Cryptic Oxygen Cycling in Anoxic Marine Zones

Garcia-Robledo, E., Padilla, C.C., Aldunate, M., Stewart, F.J., Ulloa, O., Paulmier, A., Gregori, G., Revsbech, N.P., 2017. Cryptic Oxygen Cycling in Anoxic Marine Zones. Proc. Natl. Acad. Sci. 201619844. doi:10.1073/pnas.1619844114

By Montserrat Aldunate

UdeC’s Laboratory for Microbial Oceanography & Millennium Institute of Oceanography

The oxygen minimum zones (OMZs) in the eastern tropical North and South Pacific (ETNP and ETSP, respectively) and the Arabian Sea are subject to such dramatic decreases in oxygen that they have been redefined as anoxic marine zones (AMZs; Ulloa et al., 2012). These zones also differ from OMZs in nitrite accumulation, which is even greater when oxygen levels fall under nanomolar limits of detection and cannot even be detected by the most advanced sensors (Revsbech et al., 2011). This nitrite is a nitrogen form that is key for microbial production of N₂ and N₂O during denitrification processes and anaerobic ammonium oxidation (anammox). These processes together represent between 30% and 50% of the recycling of nitrogen inorganic compounds (nitrate, nitrite, and ammonium) into atmospheric N₂ (Codispoti et al. 2001). However, nitrite can also be produced and consumed through aerobic nitrification (Dalsgaard et al., 2012; Babbin et al., 2014), which seems to be an active pathway in the AMZs in spite of the absence of oxygen, which may also be the case with heterotrophic respiration, for example (Stewart et al., 2012; Kalvelage et al., 2015). Then, how can nitrification and other anaerobic processes such as heterotrophic respiration persist despite the apparent anoxia?

The study by García-Robledo et al., recently published online in the journal PNAS, shows that the abundant phototroph communities frequently detected in AMZs are responsible for the operation of these anaerobic processes. According to this research, these communities form a secondary chlorophyll maximum (SCM) in the anoxic zone just below the oxycline that is sometimes as big as the surface layer of chlorophyll maximum normally observed in oxic zones. The SCM is thought to be mainly formed by non-cultured lineages of the picocyanobacterium Prochlorococcus, characteristic of AMZs and previously reported in ETNP and ETSP (Lavin et al., 2010). As noted by García-Robledo et al., these picocyanobacteria release important quantities of O₂ into the anoxic environment, which is consumed by the microbial aerobic community, keeping O₂ levels undetectable through conventional techniques. These results are supported by several analyses of the picoplanktonic community forming the SCM of AMZs in ETNP and ETSP off the shores of Mexico and Peru respectively. The analyses covered the performance of high-resolution O₂ profiles with high-sensitivity sensors in AMZs with SCMs and included incubation experiments to determine the metabolic rates of oxygen production/consumption and carbon fixation of the SCM community, using different light intensities and molecular analyses to determine the expression of key genes related to aerobic metabolisms.

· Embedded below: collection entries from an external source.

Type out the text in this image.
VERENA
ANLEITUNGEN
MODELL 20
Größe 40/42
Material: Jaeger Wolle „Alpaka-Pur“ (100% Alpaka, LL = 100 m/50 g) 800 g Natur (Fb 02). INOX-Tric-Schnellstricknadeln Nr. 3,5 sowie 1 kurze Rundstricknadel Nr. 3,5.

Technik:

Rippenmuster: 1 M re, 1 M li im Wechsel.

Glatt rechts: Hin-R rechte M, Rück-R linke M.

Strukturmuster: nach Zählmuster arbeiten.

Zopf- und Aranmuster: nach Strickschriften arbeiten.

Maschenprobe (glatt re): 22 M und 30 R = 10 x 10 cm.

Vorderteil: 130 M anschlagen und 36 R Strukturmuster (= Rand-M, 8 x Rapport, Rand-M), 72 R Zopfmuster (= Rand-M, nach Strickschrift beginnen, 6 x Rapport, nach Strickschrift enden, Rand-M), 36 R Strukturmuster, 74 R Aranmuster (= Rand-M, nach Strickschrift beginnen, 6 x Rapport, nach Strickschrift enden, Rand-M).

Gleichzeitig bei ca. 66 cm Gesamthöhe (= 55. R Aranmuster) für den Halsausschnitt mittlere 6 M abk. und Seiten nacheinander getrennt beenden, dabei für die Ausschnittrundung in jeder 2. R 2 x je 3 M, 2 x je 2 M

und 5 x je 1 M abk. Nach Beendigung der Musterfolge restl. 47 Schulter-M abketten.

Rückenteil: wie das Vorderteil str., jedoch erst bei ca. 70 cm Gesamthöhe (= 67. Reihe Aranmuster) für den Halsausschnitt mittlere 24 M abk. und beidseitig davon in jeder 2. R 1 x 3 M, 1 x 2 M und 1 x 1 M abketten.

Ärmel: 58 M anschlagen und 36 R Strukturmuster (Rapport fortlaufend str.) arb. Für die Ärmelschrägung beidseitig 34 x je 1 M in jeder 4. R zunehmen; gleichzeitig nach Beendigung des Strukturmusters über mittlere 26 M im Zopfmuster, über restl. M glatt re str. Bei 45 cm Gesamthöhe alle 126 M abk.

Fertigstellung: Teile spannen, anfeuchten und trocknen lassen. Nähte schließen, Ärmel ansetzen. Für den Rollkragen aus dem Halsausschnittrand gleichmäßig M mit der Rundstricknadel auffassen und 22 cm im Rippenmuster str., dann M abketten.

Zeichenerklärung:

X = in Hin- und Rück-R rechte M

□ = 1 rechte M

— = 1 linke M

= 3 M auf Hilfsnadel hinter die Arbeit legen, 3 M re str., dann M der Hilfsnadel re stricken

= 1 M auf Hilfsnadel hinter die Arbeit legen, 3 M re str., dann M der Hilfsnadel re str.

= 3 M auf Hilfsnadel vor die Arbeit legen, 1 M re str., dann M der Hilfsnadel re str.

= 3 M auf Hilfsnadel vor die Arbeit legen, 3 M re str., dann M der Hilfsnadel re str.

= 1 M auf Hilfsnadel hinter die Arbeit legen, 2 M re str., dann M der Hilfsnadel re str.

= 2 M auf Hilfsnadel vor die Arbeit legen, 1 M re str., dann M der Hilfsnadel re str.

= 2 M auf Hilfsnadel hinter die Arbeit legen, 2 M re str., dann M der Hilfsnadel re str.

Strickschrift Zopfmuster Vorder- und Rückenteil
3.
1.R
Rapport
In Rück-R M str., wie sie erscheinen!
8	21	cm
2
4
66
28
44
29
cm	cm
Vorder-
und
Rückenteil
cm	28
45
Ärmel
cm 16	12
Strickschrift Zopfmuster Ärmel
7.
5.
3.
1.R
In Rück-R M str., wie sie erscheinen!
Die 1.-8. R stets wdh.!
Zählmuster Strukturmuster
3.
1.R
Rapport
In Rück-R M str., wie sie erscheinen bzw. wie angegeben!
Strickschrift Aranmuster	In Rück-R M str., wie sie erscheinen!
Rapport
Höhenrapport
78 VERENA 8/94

Incubation experiments showed that for light intensities like those found in situ, i.e. < 10μmol photons-m-2-s-1, O₂ production rates are lower than respiration rates; therefore, the O₂ produced is immediately consumed by the microbial community, producing a "cryptic oxygen cycle" (Fig. 1). Evidence indicates that the metabolisms causing this consumption are aerobic respiration and nitrite oxidation. In the case of aerobic respiration, there are two enzymes responsible for producing this reaction: high-oxygen-affinity terminal oxidase (HATO) and low-oxygen-affinity terminal oxidase (LATO). The results show that there is a maximum in the expression of the gene encoding for the HATO enzyme (Fig. 1B), which could mean that aerobic respiration can take place in spite of the absence of oxygen detectable by conventional sensors, due to the fact that this enzyme requires levels of only a few nanomoles of O₂ to function.

A maximum in the expression of genes associated with nitrite oxidation can also be observed (nxr; Fig. 1B), as well as a maximum in the percentage of organisms associated with this function, such as the oxidizing nitrite bacteria of the genus Nitrospine (Fig. 1C). Finally, gross O₂ production and carbon fixation rates in the SCM were comparable to the reported rates for aerobic (nitrite and ammonium oxidation) and anaerobic (denitrification, anammox and sulfate reduction) processes, suggesting a significant effect of local oxygen photosynthesis on the biogeochemical cycles in the Pacific Ocean AMZs.